For the rest of the day he stopped at the homes of some of Seth’s old friends, the ones he used to hang around with before his mother died, before he withdrew into the lonely world of himself. No one had seen Seth or Tucker. Jack drove back to town and stopped to inquire in every single store. Same news. He went home twice, each time greeted by the yellow note he had taped to the door.
By the time someone called from the State Trooper’s office, it was already evening. Jack told the officer how no one had seen his son since the day before they left to go fishing. The officer agreed that it was time to begin a search. Because their airplane was down, awaiting a new alternator, which would arrive in the morning, he promised to start as soon as the part was installed.
That night was the second longest night of Jack’s life—the other being the night his wife died. He couldn’t sleep. Instead, he sat at the dining table looking through photo albums, listening for the telephone or the sound of the front door opening.
Some nights seem to last forever.
• • • • •
Bright and early the next morning, a small white and blue-pinstriped Citabria lifted from the runway, banking almost immediately, making the turn westward to follow the coast. Turbulence rattled the aircraft.

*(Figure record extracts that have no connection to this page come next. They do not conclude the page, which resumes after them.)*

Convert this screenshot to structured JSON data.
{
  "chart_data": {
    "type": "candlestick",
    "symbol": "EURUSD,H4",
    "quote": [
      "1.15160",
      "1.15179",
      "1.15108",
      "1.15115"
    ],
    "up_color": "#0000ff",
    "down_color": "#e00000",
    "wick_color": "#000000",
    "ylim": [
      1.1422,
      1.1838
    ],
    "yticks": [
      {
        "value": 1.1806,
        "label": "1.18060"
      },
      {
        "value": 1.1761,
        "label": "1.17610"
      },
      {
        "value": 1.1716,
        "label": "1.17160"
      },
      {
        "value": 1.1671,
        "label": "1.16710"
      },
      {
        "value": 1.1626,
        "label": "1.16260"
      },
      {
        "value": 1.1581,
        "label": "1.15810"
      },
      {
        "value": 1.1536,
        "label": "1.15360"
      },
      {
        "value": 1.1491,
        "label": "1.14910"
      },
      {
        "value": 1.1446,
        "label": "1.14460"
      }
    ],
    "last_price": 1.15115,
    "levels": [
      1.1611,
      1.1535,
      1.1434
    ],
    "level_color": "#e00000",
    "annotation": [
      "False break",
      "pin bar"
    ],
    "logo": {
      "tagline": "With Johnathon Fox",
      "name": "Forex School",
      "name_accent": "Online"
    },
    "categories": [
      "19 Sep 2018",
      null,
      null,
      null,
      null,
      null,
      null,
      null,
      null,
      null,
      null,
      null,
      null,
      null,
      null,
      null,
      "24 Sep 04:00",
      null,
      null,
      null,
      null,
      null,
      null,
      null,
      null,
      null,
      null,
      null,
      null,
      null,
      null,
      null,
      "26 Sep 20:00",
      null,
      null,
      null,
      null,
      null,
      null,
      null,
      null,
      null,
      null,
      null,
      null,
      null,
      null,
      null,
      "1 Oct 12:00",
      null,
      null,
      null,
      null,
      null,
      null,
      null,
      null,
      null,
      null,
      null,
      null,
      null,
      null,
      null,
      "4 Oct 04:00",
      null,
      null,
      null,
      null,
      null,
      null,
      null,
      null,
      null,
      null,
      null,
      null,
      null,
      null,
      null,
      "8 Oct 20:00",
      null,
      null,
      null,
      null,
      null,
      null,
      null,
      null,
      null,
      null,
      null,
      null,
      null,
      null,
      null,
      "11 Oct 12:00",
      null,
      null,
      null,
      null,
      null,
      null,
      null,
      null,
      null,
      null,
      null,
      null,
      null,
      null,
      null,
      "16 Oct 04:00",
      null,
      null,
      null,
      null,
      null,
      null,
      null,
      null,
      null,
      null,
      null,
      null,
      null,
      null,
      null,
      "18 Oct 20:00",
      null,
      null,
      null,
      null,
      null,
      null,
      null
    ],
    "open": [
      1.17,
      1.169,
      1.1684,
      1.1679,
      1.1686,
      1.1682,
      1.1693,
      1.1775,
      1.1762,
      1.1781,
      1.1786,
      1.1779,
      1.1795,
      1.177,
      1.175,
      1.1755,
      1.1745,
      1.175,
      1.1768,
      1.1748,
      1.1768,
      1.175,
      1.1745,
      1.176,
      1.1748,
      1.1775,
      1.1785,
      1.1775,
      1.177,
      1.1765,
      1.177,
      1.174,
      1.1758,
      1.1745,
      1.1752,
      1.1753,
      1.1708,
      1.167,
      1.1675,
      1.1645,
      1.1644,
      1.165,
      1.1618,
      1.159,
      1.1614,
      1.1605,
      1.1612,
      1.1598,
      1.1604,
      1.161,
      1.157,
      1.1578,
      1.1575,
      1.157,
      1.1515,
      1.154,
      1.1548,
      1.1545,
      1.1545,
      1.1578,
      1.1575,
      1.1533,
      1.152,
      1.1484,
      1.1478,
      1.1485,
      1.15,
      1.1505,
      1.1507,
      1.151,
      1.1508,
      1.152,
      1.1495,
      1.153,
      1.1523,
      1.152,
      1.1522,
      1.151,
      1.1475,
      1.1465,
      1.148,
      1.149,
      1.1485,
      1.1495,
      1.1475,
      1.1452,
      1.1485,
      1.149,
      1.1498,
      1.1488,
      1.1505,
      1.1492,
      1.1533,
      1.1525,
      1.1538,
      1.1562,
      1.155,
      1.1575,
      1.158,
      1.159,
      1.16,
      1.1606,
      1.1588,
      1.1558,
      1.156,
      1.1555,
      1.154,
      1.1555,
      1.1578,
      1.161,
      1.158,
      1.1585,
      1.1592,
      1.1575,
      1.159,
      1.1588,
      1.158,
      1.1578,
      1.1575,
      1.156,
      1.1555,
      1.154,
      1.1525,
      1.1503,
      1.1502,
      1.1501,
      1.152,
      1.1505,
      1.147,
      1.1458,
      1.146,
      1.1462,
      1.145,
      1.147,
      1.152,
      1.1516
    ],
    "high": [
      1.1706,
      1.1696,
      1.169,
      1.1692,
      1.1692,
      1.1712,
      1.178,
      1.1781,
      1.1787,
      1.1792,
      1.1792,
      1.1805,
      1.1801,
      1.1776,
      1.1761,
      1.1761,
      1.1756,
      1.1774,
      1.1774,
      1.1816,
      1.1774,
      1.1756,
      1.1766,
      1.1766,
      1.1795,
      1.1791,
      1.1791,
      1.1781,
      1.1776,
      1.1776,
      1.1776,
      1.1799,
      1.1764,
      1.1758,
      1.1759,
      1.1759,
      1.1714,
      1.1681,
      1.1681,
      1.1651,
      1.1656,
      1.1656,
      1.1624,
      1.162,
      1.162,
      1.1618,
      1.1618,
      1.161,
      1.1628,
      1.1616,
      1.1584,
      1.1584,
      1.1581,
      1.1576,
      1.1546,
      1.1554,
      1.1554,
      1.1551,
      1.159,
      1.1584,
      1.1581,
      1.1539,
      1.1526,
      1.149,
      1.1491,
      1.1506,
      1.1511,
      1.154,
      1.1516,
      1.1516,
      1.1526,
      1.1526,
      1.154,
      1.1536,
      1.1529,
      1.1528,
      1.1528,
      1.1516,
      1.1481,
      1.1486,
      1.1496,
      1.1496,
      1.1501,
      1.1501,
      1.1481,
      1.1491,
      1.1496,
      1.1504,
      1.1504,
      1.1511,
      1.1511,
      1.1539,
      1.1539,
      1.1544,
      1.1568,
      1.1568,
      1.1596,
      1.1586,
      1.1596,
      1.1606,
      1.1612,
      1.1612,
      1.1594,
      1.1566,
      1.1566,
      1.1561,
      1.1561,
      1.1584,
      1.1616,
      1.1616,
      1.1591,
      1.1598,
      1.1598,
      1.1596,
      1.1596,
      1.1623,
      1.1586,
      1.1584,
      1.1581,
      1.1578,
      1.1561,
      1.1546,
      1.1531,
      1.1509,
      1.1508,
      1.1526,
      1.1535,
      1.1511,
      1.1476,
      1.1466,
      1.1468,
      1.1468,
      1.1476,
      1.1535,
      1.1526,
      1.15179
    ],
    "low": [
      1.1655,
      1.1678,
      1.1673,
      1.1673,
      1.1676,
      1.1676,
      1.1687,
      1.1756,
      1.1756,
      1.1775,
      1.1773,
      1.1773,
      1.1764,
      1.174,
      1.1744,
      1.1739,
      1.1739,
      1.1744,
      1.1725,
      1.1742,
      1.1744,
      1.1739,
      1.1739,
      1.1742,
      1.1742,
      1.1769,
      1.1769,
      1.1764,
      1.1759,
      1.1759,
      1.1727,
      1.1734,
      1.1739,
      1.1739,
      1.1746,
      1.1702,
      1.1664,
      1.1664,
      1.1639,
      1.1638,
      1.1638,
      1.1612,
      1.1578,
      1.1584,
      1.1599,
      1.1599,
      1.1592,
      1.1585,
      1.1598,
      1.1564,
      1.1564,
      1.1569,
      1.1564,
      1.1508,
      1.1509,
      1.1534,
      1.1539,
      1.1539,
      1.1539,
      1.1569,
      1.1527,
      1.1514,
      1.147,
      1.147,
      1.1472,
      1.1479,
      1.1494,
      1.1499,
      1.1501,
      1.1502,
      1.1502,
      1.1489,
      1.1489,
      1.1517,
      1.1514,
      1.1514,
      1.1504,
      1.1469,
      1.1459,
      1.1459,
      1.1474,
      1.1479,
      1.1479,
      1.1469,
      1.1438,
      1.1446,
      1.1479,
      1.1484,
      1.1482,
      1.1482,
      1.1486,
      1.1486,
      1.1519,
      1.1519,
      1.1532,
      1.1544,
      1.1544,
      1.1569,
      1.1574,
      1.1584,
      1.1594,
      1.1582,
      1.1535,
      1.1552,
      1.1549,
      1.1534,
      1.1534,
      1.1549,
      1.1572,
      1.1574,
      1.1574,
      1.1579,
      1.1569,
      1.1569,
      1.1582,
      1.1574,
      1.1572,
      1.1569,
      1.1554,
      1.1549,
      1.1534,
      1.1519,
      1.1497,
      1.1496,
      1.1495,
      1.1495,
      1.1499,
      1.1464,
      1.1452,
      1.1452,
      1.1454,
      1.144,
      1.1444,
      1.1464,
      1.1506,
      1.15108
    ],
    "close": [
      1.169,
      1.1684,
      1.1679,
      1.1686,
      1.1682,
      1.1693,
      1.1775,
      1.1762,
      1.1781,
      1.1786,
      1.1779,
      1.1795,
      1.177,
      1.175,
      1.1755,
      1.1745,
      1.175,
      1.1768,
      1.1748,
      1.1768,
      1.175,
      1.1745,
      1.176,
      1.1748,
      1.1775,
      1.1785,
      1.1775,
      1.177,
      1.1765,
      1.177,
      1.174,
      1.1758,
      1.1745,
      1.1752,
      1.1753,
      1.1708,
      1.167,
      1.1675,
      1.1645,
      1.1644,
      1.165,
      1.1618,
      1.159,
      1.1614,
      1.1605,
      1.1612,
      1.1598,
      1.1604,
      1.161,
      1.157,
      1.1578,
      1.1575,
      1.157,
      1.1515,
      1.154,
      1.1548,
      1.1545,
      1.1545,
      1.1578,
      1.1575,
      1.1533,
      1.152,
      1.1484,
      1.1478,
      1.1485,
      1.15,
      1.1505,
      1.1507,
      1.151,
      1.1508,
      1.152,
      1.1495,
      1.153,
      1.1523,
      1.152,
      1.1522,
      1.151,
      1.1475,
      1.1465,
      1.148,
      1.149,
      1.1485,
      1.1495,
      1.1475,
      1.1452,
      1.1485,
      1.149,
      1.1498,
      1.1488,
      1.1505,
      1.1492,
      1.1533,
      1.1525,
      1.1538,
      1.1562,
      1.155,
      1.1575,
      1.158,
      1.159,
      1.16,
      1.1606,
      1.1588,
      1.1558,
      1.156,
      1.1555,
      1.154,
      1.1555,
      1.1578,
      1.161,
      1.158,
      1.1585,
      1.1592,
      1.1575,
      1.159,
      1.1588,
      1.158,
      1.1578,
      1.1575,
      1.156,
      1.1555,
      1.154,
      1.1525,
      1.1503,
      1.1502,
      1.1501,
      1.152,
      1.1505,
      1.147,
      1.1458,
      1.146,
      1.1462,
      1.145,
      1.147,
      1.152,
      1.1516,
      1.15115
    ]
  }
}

‘You have any idea where he might have fallen overboard, Jack?’ asked the pilot, Leo Walsh, speaking through the microphone on his green headset, which sounded tinny. It was too loud inside the small prop plane to hear without headphones. Like Jack, Leo had grown up in the town. His friends called him Lee. His father had also been a fisherman and a pilot. Lee and Jack had gone to school together, though Jack was a year older. They had even gone bear hunting together. Lee was a big man, six foot one or two, almost too large for the tight cockpit.
‘No. I was up in the pilot house driving all night,’ replied the anxious father. ‘Could be anywhere.’